Dienstag, 04.02.2014

DFL-Vertrag mit Fox

Buli bald in 90 Mio. US-Haushalten

Die DFLwill die Einnahmen aus ihrer Auslandsvermarktung ab 2015 verdoppeln. Als wesentliche Grundlage dafür nannte Jörg Daubitzer beim SpoBiS den neu abgeschlossenen Vertrag mit "21st Century Fox" in den USA.

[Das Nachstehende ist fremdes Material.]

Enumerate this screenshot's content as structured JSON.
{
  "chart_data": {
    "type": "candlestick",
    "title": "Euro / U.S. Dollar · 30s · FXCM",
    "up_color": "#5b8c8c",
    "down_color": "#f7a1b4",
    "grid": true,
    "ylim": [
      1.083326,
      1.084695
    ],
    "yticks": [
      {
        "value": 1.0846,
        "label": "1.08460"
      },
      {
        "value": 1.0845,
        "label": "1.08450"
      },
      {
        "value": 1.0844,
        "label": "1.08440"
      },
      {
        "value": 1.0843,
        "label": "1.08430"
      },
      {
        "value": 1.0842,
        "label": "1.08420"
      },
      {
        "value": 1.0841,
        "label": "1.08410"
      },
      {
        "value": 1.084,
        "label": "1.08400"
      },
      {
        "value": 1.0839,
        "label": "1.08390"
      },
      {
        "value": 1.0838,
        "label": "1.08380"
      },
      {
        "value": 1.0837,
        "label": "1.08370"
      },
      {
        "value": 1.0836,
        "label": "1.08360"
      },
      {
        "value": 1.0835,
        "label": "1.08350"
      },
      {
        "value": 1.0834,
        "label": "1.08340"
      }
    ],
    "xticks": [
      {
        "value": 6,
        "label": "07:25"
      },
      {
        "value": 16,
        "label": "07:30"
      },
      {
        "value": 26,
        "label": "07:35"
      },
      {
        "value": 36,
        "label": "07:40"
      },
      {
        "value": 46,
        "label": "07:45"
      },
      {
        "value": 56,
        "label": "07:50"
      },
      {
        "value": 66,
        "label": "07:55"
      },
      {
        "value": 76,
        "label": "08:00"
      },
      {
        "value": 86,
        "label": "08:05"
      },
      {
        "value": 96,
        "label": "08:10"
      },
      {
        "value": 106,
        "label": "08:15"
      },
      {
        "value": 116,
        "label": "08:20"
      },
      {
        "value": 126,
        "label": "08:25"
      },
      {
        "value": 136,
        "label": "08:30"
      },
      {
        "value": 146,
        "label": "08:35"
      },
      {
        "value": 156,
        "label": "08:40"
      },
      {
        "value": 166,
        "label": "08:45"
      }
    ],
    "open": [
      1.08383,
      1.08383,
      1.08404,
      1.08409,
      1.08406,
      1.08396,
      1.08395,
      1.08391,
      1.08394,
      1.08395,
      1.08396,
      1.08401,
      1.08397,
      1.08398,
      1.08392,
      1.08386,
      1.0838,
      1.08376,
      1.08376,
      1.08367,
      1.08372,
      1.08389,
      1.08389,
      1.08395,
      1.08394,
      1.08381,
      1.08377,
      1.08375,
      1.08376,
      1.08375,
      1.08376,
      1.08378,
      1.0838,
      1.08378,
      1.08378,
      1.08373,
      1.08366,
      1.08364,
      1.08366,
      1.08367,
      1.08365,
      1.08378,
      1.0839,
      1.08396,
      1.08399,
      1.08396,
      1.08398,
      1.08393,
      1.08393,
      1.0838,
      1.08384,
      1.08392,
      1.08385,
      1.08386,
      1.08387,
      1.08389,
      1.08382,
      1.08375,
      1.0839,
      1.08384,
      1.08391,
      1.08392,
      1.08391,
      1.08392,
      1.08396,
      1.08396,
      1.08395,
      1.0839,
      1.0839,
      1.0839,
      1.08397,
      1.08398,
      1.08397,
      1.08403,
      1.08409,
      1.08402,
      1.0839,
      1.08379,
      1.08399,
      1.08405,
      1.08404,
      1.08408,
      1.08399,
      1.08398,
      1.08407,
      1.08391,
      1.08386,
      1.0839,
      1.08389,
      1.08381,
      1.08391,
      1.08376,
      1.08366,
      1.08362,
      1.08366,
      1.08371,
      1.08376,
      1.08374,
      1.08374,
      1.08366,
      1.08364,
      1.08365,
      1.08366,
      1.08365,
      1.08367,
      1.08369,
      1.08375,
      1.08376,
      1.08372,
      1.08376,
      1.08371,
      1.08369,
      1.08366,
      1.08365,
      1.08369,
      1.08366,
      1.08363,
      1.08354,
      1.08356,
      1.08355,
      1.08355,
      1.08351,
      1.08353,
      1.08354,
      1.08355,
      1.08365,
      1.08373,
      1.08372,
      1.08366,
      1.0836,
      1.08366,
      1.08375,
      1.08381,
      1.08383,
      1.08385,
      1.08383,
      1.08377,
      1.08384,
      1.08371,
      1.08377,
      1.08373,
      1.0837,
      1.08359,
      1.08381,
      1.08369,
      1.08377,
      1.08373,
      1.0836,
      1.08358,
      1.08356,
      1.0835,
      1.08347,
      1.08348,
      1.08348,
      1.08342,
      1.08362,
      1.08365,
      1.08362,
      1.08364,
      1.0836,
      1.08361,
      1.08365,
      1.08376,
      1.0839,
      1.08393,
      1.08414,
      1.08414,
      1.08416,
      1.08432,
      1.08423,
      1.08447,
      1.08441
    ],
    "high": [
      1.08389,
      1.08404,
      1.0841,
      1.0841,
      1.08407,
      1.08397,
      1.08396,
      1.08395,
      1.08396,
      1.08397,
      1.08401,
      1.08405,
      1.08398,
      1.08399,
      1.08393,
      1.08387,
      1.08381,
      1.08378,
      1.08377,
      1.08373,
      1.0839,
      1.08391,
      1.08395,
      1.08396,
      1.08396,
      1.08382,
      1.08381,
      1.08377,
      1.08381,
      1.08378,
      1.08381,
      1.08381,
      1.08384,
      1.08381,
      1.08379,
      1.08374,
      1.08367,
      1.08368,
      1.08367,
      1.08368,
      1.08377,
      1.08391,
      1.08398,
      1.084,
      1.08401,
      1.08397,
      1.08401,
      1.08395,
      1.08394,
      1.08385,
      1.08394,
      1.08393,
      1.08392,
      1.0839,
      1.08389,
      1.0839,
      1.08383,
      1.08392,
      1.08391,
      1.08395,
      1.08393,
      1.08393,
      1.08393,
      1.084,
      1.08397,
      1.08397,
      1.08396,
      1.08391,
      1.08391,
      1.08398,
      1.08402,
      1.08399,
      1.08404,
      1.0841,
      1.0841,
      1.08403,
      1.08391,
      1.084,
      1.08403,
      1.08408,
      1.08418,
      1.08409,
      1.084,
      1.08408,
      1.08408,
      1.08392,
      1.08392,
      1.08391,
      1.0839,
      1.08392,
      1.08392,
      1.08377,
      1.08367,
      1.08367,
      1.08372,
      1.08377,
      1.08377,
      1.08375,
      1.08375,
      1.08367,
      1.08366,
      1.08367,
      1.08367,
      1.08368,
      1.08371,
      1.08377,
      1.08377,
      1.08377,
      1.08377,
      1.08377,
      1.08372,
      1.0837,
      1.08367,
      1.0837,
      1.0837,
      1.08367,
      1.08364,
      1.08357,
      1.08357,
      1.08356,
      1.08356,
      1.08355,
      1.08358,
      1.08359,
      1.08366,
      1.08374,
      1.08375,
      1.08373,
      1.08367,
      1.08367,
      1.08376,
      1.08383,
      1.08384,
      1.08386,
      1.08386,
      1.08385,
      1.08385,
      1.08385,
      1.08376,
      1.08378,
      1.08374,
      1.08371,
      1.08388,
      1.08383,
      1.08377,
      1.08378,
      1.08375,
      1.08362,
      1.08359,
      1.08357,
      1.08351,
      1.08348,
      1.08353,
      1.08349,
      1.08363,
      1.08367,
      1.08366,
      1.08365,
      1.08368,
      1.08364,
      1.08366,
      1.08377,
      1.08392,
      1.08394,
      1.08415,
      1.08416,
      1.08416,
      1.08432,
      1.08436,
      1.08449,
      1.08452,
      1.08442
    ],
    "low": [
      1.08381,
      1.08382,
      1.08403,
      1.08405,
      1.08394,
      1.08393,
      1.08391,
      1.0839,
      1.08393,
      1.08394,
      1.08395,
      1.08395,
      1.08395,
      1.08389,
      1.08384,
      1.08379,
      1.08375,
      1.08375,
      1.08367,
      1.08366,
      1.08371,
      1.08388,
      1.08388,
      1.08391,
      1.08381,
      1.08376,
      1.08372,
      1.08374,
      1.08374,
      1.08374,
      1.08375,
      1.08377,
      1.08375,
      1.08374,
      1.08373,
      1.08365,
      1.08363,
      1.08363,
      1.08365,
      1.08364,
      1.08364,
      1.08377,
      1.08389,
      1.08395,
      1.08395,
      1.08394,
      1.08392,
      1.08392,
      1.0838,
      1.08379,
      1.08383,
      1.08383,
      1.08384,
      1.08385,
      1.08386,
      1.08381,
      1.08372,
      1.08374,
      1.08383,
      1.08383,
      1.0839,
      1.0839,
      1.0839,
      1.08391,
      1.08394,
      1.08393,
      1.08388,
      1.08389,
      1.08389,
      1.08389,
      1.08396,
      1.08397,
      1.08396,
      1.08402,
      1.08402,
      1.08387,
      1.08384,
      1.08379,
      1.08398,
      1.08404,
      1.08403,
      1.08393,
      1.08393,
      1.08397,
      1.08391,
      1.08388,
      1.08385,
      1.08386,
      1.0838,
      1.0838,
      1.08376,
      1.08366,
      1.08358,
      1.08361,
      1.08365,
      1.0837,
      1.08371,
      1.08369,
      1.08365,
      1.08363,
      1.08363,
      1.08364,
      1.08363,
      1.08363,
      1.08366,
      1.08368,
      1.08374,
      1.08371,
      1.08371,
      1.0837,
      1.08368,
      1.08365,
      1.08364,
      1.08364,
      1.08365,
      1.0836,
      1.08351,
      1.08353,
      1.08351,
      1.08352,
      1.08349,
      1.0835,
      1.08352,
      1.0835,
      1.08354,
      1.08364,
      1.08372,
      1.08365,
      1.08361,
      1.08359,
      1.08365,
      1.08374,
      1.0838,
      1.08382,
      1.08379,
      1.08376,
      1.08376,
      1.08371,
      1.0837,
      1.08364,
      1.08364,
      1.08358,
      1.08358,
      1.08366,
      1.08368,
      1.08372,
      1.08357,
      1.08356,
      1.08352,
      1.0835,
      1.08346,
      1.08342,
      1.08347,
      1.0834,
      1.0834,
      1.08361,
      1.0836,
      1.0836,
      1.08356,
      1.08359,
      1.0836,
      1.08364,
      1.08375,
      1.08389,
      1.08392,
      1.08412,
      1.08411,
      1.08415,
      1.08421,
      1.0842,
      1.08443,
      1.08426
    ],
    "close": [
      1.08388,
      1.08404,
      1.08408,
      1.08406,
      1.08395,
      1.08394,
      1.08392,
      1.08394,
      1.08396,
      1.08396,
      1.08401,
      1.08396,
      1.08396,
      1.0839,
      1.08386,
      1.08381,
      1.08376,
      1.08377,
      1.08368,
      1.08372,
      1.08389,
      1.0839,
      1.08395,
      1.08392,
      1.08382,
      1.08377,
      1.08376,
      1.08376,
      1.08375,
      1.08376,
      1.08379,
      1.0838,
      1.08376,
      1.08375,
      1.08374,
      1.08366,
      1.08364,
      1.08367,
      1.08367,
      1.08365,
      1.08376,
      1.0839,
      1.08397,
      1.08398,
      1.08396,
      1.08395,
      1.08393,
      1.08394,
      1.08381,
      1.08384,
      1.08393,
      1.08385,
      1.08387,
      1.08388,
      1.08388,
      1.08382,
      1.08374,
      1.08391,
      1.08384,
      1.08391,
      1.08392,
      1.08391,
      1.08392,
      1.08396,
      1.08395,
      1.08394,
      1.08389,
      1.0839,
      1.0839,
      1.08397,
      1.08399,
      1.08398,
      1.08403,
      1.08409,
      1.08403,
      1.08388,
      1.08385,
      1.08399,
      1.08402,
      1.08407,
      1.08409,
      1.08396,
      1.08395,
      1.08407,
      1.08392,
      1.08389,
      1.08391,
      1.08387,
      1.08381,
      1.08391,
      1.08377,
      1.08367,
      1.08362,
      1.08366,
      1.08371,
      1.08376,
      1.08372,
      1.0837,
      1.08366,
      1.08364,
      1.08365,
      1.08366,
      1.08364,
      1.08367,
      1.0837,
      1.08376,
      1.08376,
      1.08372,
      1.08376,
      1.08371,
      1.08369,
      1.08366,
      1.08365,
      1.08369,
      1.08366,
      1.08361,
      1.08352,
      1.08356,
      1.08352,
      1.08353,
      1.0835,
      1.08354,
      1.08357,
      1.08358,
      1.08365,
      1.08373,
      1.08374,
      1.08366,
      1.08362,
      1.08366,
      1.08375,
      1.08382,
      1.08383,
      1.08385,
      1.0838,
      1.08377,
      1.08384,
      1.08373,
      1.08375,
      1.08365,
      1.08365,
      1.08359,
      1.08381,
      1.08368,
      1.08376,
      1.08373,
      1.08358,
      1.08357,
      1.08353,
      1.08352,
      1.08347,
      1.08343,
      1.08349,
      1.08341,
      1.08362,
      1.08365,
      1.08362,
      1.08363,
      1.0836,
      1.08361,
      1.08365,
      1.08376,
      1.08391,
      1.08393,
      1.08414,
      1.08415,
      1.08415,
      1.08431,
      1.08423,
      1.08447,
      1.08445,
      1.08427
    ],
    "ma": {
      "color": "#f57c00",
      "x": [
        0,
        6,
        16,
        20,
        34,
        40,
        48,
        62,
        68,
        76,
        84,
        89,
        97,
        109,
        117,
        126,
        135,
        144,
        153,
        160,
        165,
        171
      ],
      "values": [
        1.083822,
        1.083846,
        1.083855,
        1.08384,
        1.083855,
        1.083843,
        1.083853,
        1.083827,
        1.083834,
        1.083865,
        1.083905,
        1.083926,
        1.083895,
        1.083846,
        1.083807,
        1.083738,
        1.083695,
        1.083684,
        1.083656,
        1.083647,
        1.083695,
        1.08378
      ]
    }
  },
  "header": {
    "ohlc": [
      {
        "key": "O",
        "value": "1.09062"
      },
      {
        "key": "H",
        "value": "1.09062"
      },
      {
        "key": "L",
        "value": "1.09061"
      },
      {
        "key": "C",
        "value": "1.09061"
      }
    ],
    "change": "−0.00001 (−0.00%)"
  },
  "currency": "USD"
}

Jörg Daubitzer sieht die Bundesliga auch im Ausland auf dem Weg nach oben
© getty
Jörg Daubitzer sieht die Bundesliga auch im Ausland auf dem Weg nach oben

Der Geschäftsführer von DFL Sports Enterprises bezeichnete die im Herbst 2013 vereinbarte Kooperation mit "Fox" als "grandiosen Schritt nach vorne". Die Bundesliga werde ab 2015/16 durch die Zusammenarbeit mit dem Murdoch-Unternehmen rund 90 Millionen TV-Haushalte in den USA erreichen.

Diese technische Reichweite hat der für die Übertragungen vorgesehene Sender "Fox Sports 1". Bislang sind die Spiele aus der höchsten deutschen Fußball-Spielklasse in den USA nur auf dem deutlich weniger verbreiteten Sender "GolTV" empfangbar.

Insgesamt umfasse die Zusammenarbeit mit Fox die Auswertung der DFL-Spiele in 80 TV-Märkten auf vier Kontinenten, berichtete Daubitzer bei seinem Vortrag im CCD in Düsseldorf. "Diese Vereinbarung spiegelt wider, dass der viertgrößte Medienkonzern der Welt an die Bundesliga glaubt."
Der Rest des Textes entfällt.